SICP Exercise 1-3

Define a procedure that takes three numbers as arguments and returns the sum of squares of the two larger numbers

I broke this problem into 3 steps

Define a square function which will take one argument and return its square.

(define (square x) (* x x))
; (square 6) 36

Define a sum-of-squares function which will take two arguments and calculate sum of their squares.

(define (sum-of-squares x y) (+ (square x) (square y)))
; (sum-of-squares 3 4) 25

Define a max function which will take two numbers and return maximum of both numbers.
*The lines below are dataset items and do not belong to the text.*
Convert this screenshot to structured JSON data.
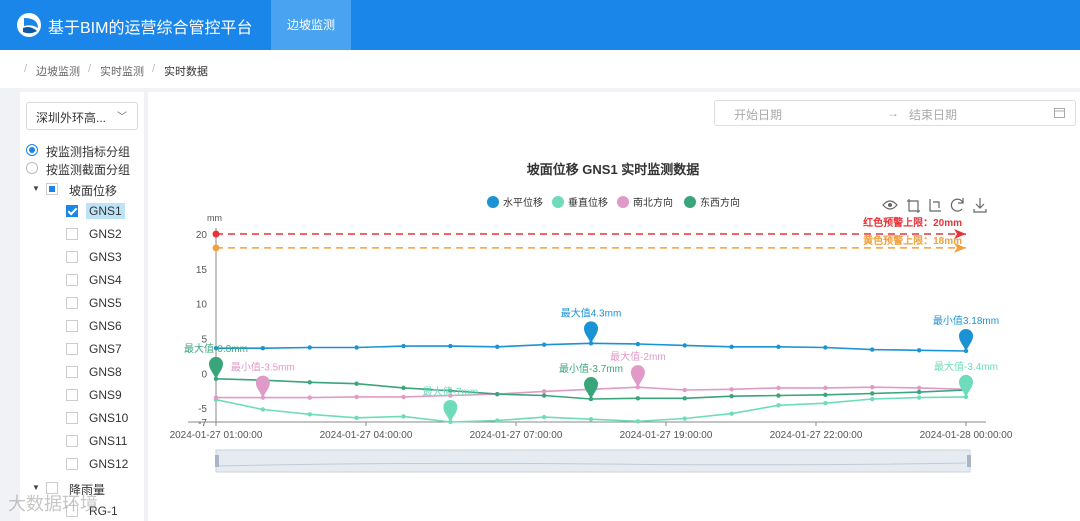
{
  "app": {
    "title": "基于BIM的运营综合管控平台",
    "nav_tab": "边坡监测"
  },
  "breadcrumb": [
    "边坡监测",
    "实时监测",
    "实时数据"
  ],
  "sidebar": {
    "select_value": "深圳外环高...",
    "radio": [
      {
        "label": "按监测指标分组",
        "checked": true
      },
      {
        "label": "按监测截面分组",
        "checked": false
      }
    ],
    "group1": {
      "label": "坡面位移",
      "items": [
        "GNS1",
        "GNS2",
        "GNS3",
        "GNS4",
        "GNS5",
        "GNS6",
        "GNS7",
        "GNS8",
        "GNS9",
        "GNS10",
        "GNS11",
        "GNS12"
      ],
      "selected": "GNS1"
    },
    "group2": {
      "label": "降雨量",
      "items": [
        "RG-1"
      ]
    }
  },
  "date_range": {
    "start_placeholder": "开始日期",
    "arrow": "→",
    "end_placeholder": "结束日期"
  },
  "chart_data": {
    "type": "line",
    "title": "坡面位移 GNS1 实时监测数据",
    "ylabel": "mm",
    "yticks": [
      -7,
      -5,
      0,
      5,
      10,
      15,
      20
    ],
    "ylim": [
      -7,
      20
    ],
    "x_ticks": [
      "2024-01-27 01:00:00",
      "2024-01-27 04:00:00",
      "2024-01-27 07:00:00",
      "2024-01-27 19:00:00",
      "2024-01-27 22:00:00",
      "2024-01-28 00:00:00"
    ],
    "legend_position": "top",
    "series": [
      {
        "name": "水平位移",
        "color": "#1a93d5",
        "values": [
          3.6,
          3.6,
          3.7,
          3.7,
          3.9,
          3.9,
          3.8,
          4.1,
          4.3,
          4.2,
          4.0,
          3.8,
          3.8,
          3.7,
          3.4,
          3.3,
          3.2
        ]
      },
      {
        "name": "垂直位移",
        "color": "#6edcbb",
        "values": [
          -3.8,
          -5.2,
          -5.9,
          -6.4,
          -6.2,
          -7.0,
          -6.8,
          -6.3,
          -6.6,
          -6.9,
          -6.5,
          -5.8,
          -4.6,
          -4.3,
          -3.7,
          -3.5,
          -3.4
        ]
      },
      {
        "name": "南北方向",
        "color": "#e09ac8",
        "values": [
          -3.5,
          -3.5,
          -3.5,
          -3.4,
          -3.4,
          -3.2,
          -3.0,
          -2.6,
          -2.3,
          -2.0,
          -2.4,
          -2.3,
          -2.1,
          -2.1,
          -2.0,
          -2.1,
          -2.3
        ]
      },
      {
        "name": "东西方向",
        "color": "#3aa57b",
        "values": [
          -0.8,
          -1.0,
          -1.3,
          -1.5,
          -2.1,
          -2.5,
          -3.0,
          -3.2,
          -3.7,
          -3.6,
          -3.6,
          -3.3,
          -3.2,
          -3.1,
          -2.9,
          -2.7,
          -2.4
        ]
      }
    ],
    "markers": [
      {
        "label": "最大值-0.8mm",
        "series": 3,
        "index": 0
      },
      {
        "label": "最小值-3.5mm",
        "series": 2,
        "index": 1
      },
      {
        "label": "最大值4.3mm",
        "series": 0,
        "index": 8
      },
      {
        "label": "最大值-7mm",
        "series": 1,
        "index": 5
      },
      {
        "label": "最小值-3.7mm",
        "series": 3,
        "index": 8
      },
      {
        "label": "最大值-2mm",
        "series": 2,
        "index": 9
      },
      {
        "label": "最小值3.18mm",
        "series": 0,
        "index": 16
      },
      {
        "label": "最大值-3.4mm",
        "series": 1,
        "index": 16
      }
    ],
    "thresholds": [
      {
        "label": "红色预警上限：20mm",
        "value": 20,
        "color": "#e8333a"
      },
      {
        "label": "黄色预警上限：18mm",
        "value": 18,
        "color": "#f0a03c"
      }
    ],
    "toolbox_icons": [
      "eye-icon",
      "crop-icon",
      "crop-reset-icon",
      "refresh-icon",
      "download-icon"
    ]
  },
  "watermark": "大数据环境"
}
(define (max x y) (if (> x y) x y))
; (max 3 4) 4

Now the solution to the problem is just combine all the 3 subproblems into one.

EDIT: In my earlier logic, i had a flaw. I was just passing (max x y) (max y z) to the sum-of-squares function. Thanks to Ankur for pointing out the mistake. The second argument actually depends on the result of (max x y).
(define (sum-of-squares-of-2-larger x y z)
    (sum-of-squares (max x y)
                    (if (= (max x y) x)
                        (max y z)
                        (max x z)
                        )))
; (sum-of-squares-of-2-larger 1 2 3) 13
; (sum-of-squares-of-2-larger 5 4 3) 41
; (sum-of-squares-of-2-larger 1 3 2) 13

SICP chapter 1 tells about how problems can be solved by breaking them into smaller subproblems and then building from them and solving bigger problems.